Feminist Bloggers and Discourse Communities
This is the beginning of a series of posts about rhetoric and feminism. I’ll be writing these responses every week as part of my graduate class about Topics in Rhetoric this semester, and I welcome any and all responses!
This week’s reading was an excellent introduction to rhetoric. I found the definitions of terms and, particularly, the examples provided in the Covino and Jolliffe article extremely helpful as I began my journey into this class. I was also pleasantly surprised by how much of this introductory reading related to my thesis project. Tina had told me that I would see a lot of connections between this class and my project, but this thesis project has been sort of a culmination of a few courses, so I expected there would be a few connections, but not necessarily big ones. I was wrong!
I am writing my thesis project about literacy in the feminist blogging community. There is a “community” of feminist bloggers on the internet who use blogging as a form of activism or, at least, to spread information about feminist issues. I use the term “community” loosely because there isn’t necessarily one site to which we subscribe, like a forum. Rather, we all have our own personal blogs and we read and comment on each other’s posts. In this case, then, the rhetor would be the blogger and
In fact, in my research, I’ve found several people who discuss blogging as “…a new rhetorical opportunity, made possible by technology that is becoming more available and easier to use, but it was adopted so quickly and widely that it must be serving well established rhetorical needs” (Miller and Shepherd 1451). These rhetorical needs may include a voyeuristic need to share and read personal information, as Miller and Shepherd posit (1454), but it may also include a need to distribute political information quickly and effectively, as I’ve seen with the feminist bloggers. In this sense, the exigence or kairos as Covino and Jolliffe discuss is the need to disseminate information about women’s issues. The specific urgency might change depending on the author and the situation about which the author is writing, but everyone in the community experiences the same general kairos – the need to make the public aware of feminist issues.
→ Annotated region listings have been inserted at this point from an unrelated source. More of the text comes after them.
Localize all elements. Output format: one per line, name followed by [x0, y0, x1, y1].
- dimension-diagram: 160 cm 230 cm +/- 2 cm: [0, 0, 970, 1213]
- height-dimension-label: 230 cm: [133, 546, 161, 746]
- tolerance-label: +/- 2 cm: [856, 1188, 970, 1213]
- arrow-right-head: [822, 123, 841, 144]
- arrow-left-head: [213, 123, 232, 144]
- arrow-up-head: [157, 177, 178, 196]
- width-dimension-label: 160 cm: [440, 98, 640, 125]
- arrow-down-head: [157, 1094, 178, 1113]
I found the sections about audience particularly interesting in light of my project, as well. Bloggers are always concerned about their audience; this is mostly because, like any author (or rhetor!), bloggers want their posts to be read, so they try to write things that will catch people’s attention and get linked or shared by other bloggers. As I stated before, there is no one forum for the sharing of information, but each blogger uses his or her own site to post information. This information is always different depending on where the blogger senses kairos, but if one is a feminist blogger or has read even a few posts by feminist bloggers, he or she will have a sense of how to share and respond to this information. In other words, the audience will have a sense of the feminist blogging discourse, thus creating a discourse community. “A discourse community, according to Nystrand, comprises people who ‘may very well never speak or write to each other,’ but who ‘could effectively so interact if required since they know the ways-of-speaking of the group” (Nystrand 15 qtd. in Covino and Jolliffe 13; emphasis in original). The feminist blogging community that I so loosely defined earlier is actually a discourse community, which then “allows rhetorical theorists to analyze interactions among rhetors and both primary and subsidiary audiences, and to illustrate how audiences and speakers and writers influence each other’s texts” (Covino and Jolliffe 14). This is, inadvertently, what I have been dancing around with my thesis project. I have been studying how literacy events – the experience of reading and writing for an audience – has shaped the bloggers’ sense of community and the writing itself by only considering these blog posts and responses as literacy events, not necessarily rhetorical situations. Exploring these blog posts as rhetorical situations and the bloggers as rhetors may add a new dimension to my project.
Works Cited
Covino, William A. and David A. Jolliffe. “What is Rhetoric?” Rhetoric: Concepts, Definitions, Boundaries. Boston: Allyn and Bacon, 1995.
Miller, Carolyn R. and Dawn Shepherd. “Blogging as Social Action: A Genre Analysis of the Weblog.” The Norton Book of Composition. Susan Miller, ed. New York: W.W. Norton & Company, 2009. 1450-1473.